Моэм использует, не слишком церемонясь, о чем мы не раз говорили, истории из жизни своих собеседников - случайных знакомых, попутчиков, соседей по столу, хозяев домов, где им с Хэкстоном доводилось останавливаться. Использует "истории из жизни" в своих "писательских" интересах. Сюжеты для рассказов черпает где придется, а вот тем, мотивов придерживается постоянных, с регулярностью повторяющихся. Можно даже сказать, сквозных. Тем, прямо или косвенно связанных с его собственной судьбой. Тем этих, разбросанных по бескрайней территории моэмовских романов и рассказов, собственно, всего четыре.

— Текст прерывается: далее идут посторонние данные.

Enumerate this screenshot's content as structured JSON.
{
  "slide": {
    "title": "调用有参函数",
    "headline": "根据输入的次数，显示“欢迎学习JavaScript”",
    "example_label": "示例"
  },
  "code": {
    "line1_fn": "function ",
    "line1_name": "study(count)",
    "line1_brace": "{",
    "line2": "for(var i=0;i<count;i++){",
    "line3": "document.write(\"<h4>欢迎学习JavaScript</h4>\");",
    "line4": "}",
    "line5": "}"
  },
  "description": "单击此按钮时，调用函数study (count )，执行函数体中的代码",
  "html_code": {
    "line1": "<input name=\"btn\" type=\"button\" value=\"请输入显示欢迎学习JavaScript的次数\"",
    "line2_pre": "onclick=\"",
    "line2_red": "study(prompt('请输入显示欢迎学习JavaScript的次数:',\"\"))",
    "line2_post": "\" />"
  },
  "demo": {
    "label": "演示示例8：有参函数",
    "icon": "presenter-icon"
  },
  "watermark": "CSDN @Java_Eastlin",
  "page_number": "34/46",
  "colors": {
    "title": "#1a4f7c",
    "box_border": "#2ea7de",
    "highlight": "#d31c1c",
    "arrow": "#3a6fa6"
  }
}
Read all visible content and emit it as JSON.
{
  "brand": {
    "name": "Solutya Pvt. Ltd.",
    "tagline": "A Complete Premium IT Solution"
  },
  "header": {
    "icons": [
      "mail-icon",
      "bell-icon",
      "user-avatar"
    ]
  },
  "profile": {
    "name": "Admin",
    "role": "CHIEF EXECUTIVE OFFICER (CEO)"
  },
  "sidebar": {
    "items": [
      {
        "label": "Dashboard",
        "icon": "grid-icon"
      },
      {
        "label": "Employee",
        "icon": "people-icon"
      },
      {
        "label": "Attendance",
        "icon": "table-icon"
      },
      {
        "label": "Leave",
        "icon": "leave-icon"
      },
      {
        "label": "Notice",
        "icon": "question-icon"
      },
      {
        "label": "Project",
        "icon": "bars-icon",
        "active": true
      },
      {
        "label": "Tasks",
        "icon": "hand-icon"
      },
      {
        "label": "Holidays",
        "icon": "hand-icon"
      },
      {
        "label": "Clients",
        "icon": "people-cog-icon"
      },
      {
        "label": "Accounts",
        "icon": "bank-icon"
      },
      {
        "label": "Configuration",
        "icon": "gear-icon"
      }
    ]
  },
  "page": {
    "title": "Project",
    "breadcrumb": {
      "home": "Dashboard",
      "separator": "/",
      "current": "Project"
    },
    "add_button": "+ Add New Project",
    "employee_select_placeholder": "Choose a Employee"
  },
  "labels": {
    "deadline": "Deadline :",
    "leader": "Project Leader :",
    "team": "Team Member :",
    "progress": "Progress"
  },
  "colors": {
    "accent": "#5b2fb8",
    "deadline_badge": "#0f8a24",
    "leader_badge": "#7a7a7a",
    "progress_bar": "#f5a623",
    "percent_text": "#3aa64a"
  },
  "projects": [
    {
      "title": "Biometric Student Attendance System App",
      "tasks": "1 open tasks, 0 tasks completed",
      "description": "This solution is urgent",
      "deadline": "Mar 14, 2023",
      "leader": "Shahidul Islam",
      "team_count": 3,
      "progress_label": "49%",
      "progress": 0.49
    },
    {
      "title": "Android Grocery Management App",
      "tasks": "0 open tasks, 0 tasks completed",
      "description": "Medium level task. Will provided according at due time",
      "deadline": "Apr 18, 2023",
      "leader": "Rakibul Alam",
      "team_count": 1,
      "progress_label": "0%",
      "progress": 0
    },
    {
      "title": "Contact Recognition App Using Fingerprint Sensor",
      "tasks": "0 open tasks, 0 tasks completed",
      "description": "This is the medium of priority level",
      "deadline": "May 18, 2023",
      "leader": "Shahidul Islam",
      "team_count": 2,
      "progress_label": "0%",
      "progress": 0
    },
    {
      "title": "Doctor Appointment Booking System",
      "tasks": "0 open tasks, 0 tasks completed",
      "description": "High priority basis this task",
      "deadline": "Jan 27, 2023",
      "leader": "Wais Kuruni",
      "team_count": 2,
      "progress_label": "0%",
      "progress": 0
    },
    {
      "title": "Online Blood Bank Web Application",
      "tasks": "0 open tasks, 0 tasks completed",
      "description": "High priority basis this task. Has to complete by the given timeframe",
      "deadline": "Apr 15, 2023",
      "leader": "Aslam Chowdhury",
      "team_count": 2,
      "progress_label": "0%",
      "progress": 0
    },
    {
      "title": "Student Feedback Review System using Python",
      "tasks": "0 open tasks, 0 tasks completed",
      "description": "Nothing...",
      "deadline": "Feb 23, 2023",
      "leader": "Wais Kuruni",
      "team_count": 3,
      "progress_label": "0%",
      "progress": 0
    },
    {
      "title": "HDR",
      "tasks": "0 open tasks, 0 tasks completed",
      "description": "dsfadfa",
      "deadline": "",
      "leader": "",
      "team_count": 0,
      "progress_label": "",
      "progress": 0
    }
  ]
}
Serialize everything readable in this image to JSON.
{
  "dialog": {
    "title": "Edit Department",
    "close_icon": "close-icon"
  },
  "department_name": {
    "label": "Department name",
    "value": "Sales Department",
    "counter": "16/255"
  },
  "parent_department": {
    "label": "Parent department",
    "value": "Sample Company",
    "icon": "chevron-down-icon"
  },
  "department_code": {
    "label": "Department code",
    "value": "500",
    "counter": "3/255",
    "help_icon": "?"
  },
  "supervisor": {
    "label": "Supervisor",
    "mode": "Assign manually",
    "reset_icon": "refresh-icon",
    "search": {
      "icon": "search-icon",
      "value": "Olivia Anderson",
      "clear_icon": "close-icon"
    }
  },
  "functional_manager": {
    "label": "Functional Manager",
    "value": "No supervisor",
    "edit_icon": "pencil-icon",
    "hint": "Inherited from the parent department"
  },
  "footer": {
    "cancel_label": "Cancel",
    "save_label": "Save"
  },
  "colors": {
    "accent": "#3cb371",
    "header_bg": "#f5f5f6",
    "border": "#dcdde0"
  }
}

О первой разговор у нас уже отчасти состоялся: человек - и не обязательно личность творческая - находит себя, отказываясь, освобождаясь от "бремени" мещанского благополучия. Эдвард Барнард, герой рассказа "Падение Эдварда Барнарда", не собирается возвращаться к прежней "накатанной", в высшей степени благополучной чикагской жизни, где его в самом скором времени ждут благосостояние, карьера и выгодный во всех отношениях брак. В отличие от Стрикленда, который порывает с прежней жизнью в один присест, бестрепетно бросает жену и детей и "с головой" отдается искусству, Барнард колеблется. Оказавшись вдали от Чикаго и привычной ("приятной", сказал бы Толстой) цивилизованной жизни, он долгое время тоскует, мечтает вернуться к прежнему беспроблемному существованию, однако спустя время опрощается и радуется новой жизни, читает книги, проникается иной философией - "относительности", если можно так сказать. "Может, даже лучшие из нас - грешники, - рассуждает он, - и худшие из нас - святые… Ценю теперь красоту, правду и доброту". С точки зрения здравого смысла, Барнард (а также Стрикленд или Ларри Даррелл из "Острия бритвы") неадекватен. Этот способный, дельный, "правильный" человек променял непонятно зачем благополучную столичную жизнь на торговлю ситцем на далеком тихоокеанском островке. "Вот уж не ожидал увидеть, как ты отмериваешь три с половиной ярда дрянного ситца какому-то грязному негру…" - недоумевает его друг-рассказчик. То, что отвечает ему Барнард, не укладывается в голове "цивилизованного" современного человека: "Для того ли мы родились, чтобы спешить на службу, работать час за часом весь день напролет…" Нет нужды говорить, что один из самых обаятельных героев Моэма Ларри Даррелл с удовольствием подписался бы под этими словами. В отличие от Стрикленда, чья метаморфоза губительна и для близких, и для него самого, Барнард и Даррелл, говоря словами Барнарда, "обретают душу". Будущее кажется им "богатым и полным смысла". В сущности, Барнард и Даррелл приходят к тому же нехитрому, но очень значимому для Моэма выводу, что и Филип Кэри из "Бремени страстей человеческих" - "всегда быть довольным каждым своим днем".